Die Fehler in der Flüchtlingspolitik - immer wieder ist es dieser Vorwurf, den die AfD gegen die CDU ins Feld führt. Blickt man auf die einzelnen Stimmbezirke im Kreis Wesel, dann ist erkennbar, dass die AfD in bestimmten Bezirken besonders stark ist. Im Stimmbezirk 2.1, Theodor-Heuss-Grundschule in Flüren etwa: 13,1 Prozent holt die AfD hier. Im Stimmbezirk 6.0, Konrad-Duden-Realschule kommt sie auf 13 Prozent, in 7.1, Grundschule Feldmark, auf 14,6 Prozent. Schwächer hingegen ist die AfD in Wesel durch die Bank auf dem Dorf, in Bislich oder Ginderich. Diese Tendenz zeigt sich auch in Hamminkeln, wo die AfD generell schwächer abschneidet als in Wesel. 6,4 Prozent der Wähler gaben hier ihre Zweitstimme für die AfD ab - die Hochburg der AfD liegt hier in Mehrhoog. Würde Deutschland nur aus Ortschaften wie Loikum oder Dingden bestehen, dann würde die AfD in Deutschland nicht über die Fünf-Prozent-Hürde kommen.

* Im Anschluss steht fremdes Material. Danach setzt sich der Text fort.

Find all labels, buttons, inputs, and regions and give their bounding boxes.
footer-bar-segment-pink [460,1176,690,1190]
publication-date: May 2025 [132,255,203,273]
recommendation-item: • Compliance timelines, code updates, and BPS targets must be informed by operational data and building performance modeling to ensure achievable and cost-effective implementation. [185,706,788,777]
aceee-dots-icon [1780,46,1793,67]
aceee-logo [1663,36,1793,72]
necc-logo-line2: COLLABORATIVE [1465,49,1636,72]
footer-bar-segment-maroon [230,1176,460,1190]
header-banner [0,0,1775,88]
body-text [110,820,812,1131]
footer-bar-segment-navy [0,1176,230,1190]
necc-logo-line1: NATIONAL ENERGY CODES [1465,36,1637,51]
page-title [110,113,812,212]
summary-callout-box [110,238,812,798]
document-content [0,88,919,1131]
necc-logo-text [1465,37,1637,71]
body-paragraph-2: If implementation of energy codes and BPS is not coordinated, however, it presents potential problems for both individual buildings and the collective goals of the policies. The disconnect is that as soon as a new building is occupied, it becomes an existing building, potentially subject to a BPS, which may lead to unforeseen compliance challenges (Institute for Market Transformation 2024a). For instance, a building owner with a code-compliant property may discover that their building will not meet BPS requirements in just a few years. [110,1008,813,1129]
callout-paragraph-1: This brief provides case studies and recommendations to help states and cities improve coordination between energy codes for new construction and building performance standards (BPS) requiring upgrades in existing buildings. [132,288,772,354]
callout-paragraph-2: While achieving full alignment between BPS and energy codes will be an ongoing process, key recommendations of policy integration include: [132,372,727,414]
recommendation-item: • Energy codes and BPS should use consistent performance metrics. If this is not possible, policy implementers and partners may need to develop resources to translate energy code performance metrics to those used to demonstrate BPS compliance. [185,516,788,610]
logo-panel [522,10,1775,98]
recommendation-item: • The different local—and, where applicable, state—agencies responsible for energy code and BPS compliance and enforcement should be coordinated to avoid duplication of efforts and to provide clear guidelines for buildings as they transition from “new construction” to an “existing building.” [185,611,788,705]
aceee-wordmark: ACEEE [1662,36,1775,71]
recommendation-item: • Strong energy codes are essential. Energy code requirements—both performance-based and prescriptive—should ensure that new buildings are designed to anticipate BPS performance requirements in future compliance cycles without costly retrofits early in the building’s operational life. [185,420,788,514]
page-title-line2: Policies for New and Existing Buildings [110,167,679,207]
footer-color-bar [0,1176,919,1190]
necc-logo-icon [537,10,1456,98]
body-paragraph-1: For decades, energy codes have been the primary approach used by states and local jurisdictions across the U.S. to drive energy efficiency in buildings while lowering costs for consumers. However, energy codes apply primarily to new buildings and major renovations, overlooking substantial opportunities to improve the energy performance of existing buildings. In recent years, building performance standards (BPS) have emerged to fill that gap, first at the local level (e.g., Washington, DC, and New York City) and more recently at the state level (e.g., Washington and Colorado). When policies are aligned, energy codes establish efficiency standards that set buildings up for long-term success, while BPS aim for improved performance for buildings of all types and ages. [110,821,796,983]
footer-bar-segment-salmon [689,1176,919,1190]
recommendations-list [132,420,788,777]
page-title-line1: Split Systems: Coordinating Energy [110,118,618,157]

In Schermbeck fällt das starke AfD-Resultat in Altschermbeck-Dorf auf. Hier votierten 11,4 Prozent der Wähler mit ihrer Zweitstimme für die AfD. In Hünxe ein ähnliches Bild: In Drevenack schneidet die mit 11,9 Prozent (Wahllokal Grundschule) sehr gut ab, das gleiche Ergebnis auch im Wahllokal Gaststätte Rühl.

Eine Tendenz, die sich überall zeigt: Bei den Briefwählern punktet die AfD durch die Bank nicht. Es scheint, als hätten viele Wähler mit dem Gang zur Urne am Wahlsonntag auch ein Signal setzen wollen.

Ein Effekt ist ausgeblieben. Kreiswahlleiter Lars Rentmeister hatte im Vorfeld befürchtet, dass die vielen Wahlbeobachter, die sich im Internet für die Begleitung der Stimmenauszählung angekündigt hatte, viele davon aus dem AfD-Umfeld, für eine Verzögerung der Auszählung sorgen würden. Rentmeisters Bilanz gestern: "Es lief alles zufriedenstellend ab."